Daily Racing Form National Digital Edition
Brueggemann dies of COVID
Trainer Roger Brueggemann passed away Tuesday, a victim of COVID-19, at age 75.
Brueggemann had been hospitalized with a serious case of the virus and had been gravely ill for quite some time. He was an active trainer based in Chicago up to the time of his death.
Brueggemann gained national prominence – and found surprising high-level success – when he began training for Midwest Thoroughbreds in 2010. That association brought to his barn Work All Week, who would win the Breeders’ Cup Sprint in 2014, and The Pizza Man, who won the 2015 Arlington Million.
Brueggemann, born in Louisiana, was working as an auto mechanic and training part time at Fairmount Park in the late 1980s when he shifted his focus entirely to horses and set up shop in Chicago with a focus on Hawthorne and, to a lesser extent, the now-defunct Sportsman’s Park.

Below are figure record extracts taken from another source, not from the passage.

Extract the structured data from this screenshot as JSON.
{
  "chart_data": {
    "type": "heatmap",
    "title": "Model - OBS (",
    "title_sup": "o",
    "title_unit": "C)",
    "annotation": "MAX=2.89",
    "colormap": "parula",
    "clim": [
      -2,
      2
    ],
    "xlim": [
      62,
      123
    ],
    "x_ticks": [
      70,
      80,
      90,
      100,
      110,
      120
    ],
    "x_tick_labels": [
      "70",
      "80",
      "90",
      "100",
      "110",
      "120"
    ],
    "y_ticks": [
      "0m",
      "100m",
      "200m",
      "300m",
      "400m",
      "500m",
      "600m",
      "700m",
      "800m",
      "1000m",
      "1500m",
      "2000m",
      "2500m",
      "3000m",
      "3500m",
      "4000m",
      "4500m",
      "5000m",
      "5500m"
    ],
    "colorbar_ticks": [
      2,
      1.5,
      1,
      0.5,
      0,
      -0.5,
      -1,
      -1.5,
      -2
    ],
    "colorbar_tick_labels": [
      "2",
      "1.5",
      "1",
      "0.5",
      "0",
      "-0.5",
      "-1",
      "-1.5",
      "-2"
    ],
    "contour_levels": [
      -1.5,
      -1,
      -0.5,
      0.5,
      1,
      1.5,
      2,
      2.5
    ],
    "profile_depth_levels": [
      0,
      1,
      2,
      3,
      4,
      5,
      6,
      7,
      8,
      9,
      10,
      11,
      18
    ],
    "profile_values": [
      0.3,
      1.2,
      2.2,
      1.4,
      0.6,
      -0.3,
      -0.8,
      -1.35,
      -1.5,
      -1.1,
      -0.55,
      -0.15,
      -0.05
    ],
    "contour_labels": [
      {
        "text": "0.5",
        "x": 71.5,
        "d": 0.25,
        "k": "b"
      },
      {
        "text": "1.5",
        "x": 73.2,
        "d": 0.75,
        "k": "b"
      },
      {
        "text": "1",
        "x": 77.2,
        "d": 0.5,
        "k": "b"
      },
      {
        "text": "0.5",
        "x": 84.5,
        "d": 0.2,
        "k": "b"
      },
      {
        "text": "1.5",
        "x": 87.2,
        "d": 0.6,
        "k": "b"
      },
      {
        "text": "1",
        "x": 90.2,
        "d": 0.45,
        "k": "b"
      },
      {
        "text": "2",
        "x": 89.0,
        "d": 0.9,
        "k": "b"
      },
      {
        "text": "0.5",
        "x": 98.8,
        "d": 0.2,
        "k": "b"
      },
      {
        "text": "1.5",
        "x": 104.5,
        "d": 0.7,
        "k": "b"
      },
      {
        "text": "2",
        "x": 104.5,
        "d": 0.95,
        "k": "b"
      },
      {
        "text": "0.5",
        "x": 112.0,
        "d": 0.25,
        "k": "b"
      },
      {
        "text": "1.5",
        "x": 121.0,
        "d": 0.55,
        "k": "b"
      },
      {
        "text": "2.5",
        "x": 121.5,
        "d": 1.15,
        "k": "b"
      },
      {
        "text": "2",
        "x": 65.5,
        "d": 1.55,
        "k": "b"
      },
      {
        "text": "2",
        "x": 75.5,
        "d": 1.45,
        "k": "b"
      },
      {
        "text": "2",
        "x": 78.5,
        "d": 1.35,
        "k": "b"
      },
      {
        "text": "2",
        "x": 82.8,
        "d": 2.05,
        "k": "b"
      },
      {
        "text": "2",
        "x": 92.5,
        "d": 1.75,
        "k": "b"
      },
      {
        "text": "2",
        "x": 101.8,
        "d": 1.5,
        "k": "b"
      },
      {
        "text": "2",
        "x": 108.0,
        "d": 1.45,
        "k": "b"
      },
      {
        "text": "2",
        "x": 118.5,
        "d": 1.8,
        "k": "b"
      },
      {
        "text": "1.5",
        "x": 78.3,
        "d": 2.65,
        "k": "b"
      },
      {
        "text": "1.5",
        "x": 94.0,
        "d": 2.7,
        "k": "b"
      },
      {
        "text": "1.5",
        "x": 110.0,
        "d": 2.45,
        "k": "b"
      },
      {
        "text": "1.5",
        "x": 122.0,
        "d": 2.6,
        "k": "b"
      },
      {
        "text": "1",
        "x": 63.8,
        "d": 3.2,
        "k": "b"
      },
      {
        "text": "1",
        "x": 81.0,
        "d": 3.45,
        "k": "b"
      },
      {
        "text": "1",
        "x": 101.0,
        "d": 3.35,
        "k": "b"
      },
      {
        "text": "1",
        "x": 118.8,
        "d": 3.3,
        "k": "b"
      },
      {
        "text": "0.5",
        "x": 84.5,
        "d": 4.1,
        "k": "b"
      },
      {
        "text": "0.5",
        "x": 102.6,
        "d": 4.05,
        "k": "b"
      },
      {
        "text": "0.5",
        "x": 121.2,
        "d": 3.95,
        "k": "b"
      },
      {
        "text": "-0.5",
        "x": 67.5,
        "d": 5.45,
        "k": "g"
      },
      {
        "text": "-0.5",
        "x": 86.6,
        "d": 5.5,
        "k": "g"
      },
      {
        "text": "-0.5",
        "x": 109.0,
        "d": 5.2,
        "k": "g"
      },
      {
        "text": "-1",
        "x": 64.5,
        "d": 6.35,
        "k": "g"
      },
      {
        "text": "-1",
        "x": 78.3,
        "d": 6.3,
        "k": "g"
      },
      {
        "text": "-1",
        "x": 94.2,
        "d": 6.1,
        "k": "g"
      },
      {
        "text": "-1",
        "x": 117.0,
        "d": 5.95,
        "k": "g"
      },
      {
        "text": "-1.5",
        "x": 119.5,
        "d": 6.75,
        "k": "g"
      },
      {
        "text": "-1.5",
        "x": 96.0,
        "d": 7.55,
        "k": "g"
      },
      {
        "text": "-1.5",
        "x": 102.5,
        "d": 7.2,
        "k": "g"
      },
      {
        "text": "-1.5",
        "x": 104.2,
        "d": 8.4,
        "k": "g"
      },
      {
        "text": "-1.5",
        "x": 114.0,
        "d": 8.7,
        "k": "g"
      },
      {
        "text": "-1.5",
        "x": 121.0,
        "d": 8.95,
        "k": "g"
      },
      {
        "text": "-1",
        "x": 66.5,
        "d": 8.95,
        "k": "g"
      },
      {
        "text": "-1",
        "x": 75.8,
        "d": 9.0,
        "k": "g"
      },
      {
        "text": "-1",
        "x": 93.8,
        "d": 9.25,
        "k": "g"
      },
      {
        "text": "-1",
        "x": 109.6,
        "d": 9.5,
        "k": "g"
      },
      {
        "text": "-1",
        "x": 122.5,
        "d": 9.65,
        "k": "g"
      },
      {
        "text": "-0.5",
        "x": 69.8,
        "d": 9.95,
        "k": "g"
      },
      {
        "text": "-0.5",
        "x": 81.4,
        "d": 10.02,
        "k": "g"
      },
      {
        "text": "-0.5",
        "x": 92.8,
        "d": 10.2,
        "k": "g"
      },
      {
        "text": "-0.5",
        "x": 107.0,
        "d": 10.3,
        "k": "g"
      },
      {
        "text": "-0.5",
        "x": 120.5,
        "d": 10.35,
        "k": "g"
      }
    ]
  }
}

Brueggemann bumped his annual win total from just 13 in 2002 and 14 in 2003 to 36 in 2004, began attracting better owners, and his business accelerated. Brueggemann wound up winning multiple Hawthorne training titles and at the height of his success, in 2013, he won 159 races at an exceptional 28 percent strike rate.
Brueggemann, taciturn and with piercing blue eyes, badly injured a hip while working as a mechanic, and as he aged walking became increasingly difficult. Mornings at Hawthorne, for decades, he could be found sitting in his idling car watching his horses train from a midstretch perspective in the parking lot. Brueggemann wound up with 1,248 winners, including two on racing’s brightest stages, a long, long way from his early days training claimers at Fairmount.